By Enrico Dela Cruz
MANILA, Sept 20 (Reuters) - Blood samples from pigs in
backyard farms in the Philippine capital Manila tested positive
for African swine fever, the Department of Agriculture said on
Friday, less than two weeks after it declared the country's
first outbreak of the disease.
The Bureau of Animal Industry has tested and confirmed the
African swine fever virus in blood samples from two areas in
Quezon City, a part of Metro Manila, said the agriculture
department's spokesman, Noel Reyes.
The Philippines, the world's 10th-largest pork consumer and
seventh-biggest pork importer, declared its first outbreak of
the virus on Sept. 9, after detecting swine deaths and culling
more than 7,000 pigs in towns in Rizal province, east of Manila.

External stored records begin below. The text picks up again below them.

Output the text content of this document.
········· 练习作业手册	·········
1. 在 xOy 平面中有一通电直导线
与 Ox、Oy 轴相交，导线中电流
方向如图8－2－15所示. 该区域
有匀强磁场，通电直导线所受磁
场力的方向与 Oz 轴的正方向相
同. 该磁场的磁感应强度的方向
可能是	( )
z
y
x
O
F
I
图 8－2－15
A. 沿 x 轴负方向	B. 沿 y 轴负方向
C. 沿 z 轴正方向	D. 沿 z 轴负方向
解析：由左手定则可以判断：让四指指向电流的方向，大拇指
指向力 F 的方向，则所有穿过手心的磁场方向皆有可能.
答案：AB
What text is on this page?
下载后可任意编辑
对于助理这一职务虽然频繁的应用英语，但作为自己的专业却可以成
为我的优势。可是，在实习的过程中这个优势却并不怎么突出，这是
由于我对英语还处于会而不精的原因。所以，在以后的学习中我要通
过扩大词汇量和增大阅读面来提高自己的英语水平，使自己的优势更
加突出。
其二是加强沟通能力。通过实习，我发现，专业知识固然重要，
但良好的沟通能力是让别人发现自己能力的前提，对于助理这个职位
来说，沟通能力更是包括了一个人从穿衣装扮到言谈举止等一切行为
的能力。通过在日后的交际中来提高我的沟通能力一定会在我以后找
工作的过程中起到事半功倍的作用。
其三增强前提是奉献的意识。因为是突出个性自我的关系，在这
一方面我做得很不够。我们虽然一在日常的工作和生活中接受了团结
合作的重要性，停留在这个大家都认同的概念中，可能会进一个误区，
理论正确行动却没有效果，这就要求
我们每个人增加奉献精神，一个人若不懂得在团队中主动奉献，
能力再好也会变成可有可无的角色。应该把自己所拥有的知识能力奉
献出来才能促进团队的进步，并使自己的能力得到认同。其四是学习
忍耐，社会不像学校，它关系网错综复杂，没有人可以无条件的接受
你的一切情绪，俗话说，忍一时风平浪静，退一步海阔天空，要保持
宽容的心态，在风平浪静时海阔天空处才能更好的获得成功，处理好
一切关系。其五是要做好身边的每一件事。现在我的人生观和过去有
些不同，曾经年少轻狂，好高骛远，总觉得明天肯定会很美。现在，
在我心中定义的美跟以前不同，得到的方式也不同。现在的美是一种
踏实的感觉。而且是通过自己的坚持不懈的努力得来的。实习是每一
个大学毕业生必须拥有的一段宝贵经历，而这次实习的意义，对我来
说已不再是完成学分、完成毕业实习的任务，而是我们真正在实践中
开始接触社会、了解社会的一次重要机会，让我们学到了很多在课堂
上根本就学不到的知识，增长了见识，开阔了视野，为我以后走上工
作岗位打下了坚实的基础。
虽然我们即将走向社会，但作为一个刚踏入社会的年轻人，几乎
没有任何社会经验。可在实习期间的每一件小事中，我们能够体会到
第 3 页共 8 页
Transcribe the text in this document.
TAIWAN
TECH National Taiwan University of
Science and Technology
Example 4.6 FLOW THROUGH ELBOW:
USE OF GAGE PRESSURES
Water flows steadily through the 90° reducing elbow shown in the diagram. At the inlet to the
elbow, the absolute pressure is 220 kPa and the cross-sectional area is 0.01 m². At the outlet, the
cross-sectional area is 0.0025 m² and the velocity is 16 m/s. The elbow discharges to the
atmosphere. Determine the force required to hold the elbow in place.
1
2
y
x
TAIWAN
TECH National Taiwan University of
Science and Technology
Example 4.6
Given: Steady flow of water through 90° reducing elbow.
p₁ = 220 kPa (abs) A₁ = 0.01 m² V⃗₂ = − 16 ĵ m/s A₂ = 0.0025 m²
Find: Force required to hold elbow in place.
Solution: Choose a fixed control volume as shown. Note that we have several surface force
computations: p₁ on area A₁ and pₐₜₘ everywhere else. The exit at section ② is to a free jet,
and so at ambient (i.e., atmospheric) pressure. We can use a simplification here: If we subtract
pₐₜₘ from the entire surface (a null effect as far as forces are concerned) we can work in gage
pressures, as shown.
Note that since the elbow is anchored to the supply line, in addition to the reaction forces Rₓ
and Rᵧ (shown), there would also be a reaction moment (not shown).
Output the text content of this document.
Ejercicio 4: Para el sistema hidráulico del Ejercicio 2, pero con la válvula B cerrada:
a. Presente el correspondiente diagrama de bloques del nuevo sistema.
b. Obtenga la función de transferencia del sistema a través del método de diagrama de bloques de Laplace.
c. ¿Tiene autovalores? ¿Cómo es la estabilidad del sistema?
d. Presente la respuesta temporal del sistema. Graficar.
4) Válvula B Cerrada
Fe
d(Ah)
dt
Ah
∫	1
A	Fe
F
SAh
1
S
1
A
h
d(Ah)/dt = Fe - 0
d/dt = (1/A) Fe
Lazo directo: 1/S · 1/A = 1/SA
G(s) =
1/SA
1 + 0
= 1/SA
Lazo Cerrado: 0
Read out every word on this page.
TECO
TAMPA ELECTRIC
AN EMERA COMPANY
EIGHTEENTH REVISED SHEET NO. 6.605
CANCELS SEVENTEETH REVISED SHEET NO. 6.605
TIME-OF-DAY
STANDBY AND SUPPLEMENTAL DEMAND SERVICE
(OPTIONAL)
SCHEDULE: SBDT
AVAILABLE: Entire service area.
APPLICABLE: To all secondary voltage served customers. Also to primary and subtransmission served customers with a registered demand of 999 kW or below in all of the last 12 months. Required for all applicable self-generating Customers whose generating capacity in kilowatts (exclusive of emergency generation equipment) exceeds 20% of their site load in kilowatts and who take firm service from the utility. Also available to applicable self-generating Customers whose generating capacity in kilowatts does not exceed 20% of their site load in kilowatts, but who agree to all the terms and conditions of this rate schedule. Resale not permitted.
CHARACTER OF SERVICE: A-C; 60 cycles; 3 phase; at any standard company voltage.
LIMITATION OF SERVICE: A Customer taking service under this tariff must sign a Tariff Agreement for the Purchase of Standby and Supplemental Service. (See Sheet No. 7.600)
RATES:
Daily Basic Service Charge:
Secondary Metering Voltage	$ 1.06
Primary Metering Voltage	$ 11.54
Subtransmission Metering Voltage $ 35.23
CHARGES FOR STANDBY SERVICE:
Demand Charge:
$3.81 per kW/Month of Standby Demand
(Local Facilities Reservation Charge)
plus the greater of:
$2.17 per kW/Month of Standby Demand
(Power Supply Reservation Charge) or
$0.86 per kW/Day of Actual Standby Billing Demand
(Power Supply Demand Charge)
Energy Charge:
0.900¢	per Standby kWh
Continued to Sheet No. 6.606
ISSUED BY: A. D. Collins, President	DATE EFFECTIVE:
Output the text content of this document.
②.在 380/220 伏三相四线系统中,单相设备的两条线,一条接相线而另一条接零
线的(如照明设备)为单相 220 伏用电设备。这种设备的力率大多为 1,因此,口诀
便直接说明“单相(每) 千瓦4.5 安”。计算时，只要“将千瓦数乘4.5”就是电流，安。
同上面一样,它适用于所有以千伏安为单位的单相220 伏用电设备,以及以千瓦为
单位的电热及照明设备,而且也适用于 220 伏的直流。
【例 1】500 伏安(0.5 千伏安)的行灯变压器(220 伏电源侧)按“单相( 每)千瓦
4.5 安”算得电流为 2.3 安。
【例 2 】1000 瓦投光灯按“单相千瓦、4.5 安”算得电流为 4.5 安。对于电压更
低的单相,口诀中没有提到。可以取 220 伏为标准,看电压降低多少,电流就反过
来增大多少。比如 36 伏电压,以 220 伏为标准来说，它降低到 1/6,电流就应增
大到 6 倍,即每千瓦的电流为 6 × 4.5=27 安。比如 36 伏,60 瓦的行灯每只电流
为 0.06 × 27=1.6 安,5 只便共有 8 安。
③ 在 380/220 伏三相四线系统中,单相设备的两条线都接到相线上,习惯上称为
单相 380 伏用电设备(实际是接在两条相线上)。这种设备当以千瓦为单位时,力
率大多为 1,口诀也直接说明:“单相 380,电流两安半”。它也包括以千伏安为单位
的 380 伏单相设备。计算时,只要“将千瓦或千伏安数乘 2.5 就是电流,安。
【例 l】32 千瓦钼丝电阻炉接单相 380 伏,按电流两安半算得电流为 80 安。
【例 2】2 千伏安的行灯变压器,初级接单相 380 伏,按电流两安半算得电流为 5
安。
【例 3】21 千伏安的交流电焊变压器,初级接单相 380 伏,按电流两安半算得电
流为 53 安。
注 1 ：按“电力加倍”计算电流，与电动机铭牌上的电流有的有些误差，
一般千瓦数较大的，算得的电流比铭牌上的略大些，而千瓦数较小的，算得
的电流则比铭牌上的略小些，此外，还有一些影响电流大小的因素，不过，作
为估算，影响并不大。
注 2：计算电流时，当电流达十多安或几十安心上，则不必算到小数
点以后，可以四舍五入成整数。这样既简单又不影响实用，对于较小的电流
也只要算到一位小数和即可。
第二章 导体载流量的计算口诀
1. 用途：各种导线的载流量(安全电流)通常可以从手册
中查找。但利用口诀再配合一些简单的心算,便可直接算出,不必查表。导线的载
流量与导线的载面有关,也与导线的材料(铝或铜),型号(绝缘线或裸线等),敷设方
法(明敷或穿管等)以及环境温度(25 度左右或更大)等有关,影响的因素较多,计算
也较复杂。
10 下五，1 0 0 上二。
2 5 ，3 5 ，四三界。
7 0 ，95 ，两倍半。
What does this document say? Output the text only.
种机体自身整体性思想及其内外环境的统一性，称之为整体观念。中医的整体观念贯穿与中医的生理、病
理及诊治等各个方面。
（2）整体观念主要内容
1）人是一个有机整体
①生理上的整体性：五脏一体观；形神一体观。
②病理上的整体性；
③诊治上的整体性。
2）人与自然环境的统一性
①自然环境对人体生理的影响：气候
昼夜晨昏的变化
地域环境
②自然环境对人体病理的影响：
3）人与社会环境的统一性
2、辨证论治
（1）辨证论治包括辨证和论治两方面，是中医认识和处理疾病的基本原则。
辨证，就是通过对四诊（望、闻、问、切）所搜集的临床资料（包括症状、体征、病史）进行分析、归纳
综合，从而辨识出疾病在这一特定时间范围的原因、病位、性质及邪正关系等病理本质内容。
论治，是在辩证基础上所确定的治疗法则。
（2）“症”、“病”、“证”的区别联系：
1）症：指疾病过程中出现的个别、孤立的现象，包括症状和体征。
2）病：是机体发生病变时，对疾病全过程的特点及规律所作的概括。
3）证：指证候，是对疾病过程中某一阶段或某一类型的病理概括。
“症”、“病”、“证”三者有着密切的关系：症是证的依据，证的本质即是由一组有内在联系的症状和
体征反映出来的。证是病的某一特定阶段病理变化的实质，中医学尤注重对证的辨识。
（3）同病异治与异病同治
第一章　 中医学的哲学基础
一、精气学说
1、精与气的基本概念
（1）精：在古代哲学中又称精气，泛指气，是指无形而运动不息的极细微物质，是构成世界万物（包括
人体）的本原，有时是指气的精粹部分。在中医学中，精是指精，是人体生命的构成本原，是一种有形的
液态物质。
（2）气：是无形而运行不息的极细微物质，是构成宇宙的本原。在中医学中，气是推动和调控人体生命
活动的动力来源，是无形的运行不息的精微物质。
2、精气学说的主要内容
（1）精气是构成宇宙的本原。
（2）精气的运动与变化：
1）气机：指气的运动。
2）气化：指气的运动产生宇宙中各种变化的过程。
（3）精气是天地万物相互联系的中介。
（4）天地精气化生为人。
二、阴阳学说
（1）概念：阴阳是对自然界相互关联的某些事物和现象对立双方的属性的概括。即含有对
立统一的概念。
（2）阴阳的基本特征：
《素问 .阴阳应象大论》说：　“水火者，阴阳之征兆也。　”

There are also other areas being closely monitored by the
agriculture department, Reyes said.
"We have received incident reports and we're validating
them," Reyes told Reuters, saying the incidents involved pig
sickness and deaths in some areas.
He declined to give further details.
There is no cure or vaccine for the deadly and highly
contagious disease that kills almost every pig it infects,
although it does not affect people.
In Quezon City, Mayor Joy Belmonte said the virus was
possibly transmitted from dead pigs found floating in creeks and
a nearby river.
Some hog farmers in Rizal were suspected of having dumped
the dead pigs into the river in an attempt to hide the outbreak.
The Department of Agriculture said it is vigorously
enforcing quarantine measures in areas declared as "ground
zero", where all pigs must be culled.
Mayor Belmonte, who had declared the pig deaths in Quezon
City as an African swine fever outbreak before official
confirmation from the agriculture department, said she would ban
hog-raising in backyards.
Agriculture Secretary William Dar has appealed to backyard
hog-raisers to immediately report all suspected cases of African
swine fever to prevent the disease from spreading further.
The Southeast Asian nation since last year has imposed
several measures to protect its $5 billion hog industry from the
onslaught of African swine fever, including banning the entry of
pork and pork-based products from more than a dozen nations.
As of July 1, the Philippine swine herd was estimated at
12.7 million pigs, including 8 million in backyard farms and 4.7
million in commercial operations, according to government data.